Phenelzine Also Interacts With

View all Phenelzine interactions →

Frequently Asked Questions

Can I take Nalbuphine and Phenelzine together?

This is a minor interaction. Use this combination with extreme caution. Your doctor will need to watch you closely for signs of breathing trouble or confusion.

How serious is the interaction between Nalbuphine and Phenelzine?

This interaction is classified as "minor" severity by the FDA. Minor interactions are unlikely to cause significant problems but should still be mentioned to your healthcare provider.

Why do Nalbuphine and Phenelzine interact?

Combining these drugs can cause serotonin levels to become dangerously high or make the opioid effects much stronger.
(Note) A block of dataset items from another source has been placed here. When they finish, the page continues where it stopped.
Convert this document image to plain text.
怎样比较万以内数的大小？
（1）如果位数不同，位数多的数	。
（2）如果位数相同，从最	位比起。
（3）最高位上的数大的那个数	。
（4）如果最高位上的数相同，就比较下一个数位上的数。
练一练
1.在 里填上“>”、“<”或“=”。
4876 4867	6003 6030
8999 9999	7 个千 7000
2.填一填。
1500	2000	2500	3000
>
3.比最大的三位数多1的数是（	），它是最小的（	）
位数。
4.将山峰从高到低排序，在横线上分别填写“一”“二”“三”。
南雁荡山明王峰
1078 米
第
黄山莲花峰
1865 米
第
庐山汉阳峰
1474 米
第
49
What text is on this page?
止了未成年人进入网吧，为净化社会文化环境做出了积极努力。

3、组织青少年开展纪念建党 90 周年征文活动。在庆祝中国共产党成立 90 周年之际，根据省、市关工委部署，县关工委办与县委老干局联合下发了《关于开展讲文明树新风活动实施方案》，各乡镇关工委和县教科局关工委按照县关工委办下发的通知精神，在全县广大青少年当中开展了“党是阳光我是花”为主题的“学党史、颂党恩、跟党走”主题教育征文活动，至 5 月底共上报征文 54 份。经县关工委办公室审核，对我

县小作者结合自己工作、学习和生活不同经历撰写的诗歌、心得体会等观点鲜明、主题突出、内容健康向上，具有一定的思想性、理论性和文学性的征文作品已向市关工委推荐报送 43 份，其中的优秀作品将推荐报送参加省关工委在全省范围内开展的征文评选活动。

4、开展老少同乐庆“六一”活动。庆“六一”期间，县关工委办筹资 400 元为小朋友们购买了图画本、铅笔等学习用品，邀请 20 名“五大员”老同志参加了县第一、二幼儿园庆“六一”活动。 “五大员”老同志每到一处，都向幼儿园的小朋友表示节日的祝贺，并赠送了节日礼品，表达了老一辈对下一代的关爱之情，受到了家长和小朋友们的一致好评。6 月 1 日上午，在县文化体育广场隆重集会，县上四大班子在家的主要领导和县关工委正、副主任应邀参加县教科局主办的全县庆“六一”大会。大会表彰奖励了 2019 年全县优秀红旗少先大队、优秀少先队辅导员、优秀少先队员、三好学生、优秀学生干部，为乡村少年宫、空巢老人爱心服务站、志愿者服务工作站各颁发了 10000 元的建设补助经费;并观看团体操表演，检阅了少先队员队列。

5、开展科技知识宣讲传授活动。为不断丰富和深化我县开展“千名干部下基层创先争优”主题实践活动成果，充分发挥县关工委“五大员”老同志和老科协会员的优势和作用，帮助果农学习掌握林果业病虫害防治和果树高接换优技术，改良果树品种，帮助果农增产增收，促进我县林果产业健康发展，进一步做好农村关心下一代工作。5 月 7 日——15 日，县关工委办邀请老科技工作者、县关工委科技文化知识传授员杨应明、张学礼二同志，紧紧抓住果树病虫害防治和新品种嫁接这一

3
This can lead to serious breathing problems or a condition called serotonin syndrome.

Understanding the Nalbuphine and Phenelzine Interaction

FDA-approved prescribing information for these two drugs flags their combination as a minor-severity interaction. Nalbuphine belongs to the Opioid Agonist-Antagonist class and Phenelzine belongs to the Monoamine Oxidase Inhibitor (MAOI) class - two categories that can collide when co-prescribed. The mechanism described in FDA labeling is: Combining these drugs can cause serotonin levels to become dangerously high or make the opioid effects much stronger. Severity tiers matter: major flags generally advise avoidance, moderate flags often require monitoring or dose adjustment, and minor flags may only call for awareness.

Context around a specific patient determines real-world impact. Nalbuphine has 19 total documented interactions on file in this dataset, and Phenelzine has 27. Each additional medication compounds the interaction surface, which is why pharmacists run full-profile checks rather than evaluating one pair at a time. FDA-derived guidance for this pair is: Use this combination with extreme caution. Timing of doses, renal and hepatic function, age, and other concurrent prescriptions all shape whether a labeled interaction matters clinically.

An interaction flag is not a verdict. A large share of labeled interactions are managed routinely in clinical practice, the fix may be as simple as spacing doses or adding a monitoring test. Others require the prescriber to choose a different medication entirely. This page surfaces FDA-sourced labeling and openFDA data for educational purposes only; it is not medical advice and cannot account for your full clinical picture. Never start, stop, or adjust either Nalbuphine or Phenelzine based on a web page, speak with your prescriber or pharmacist before making any change.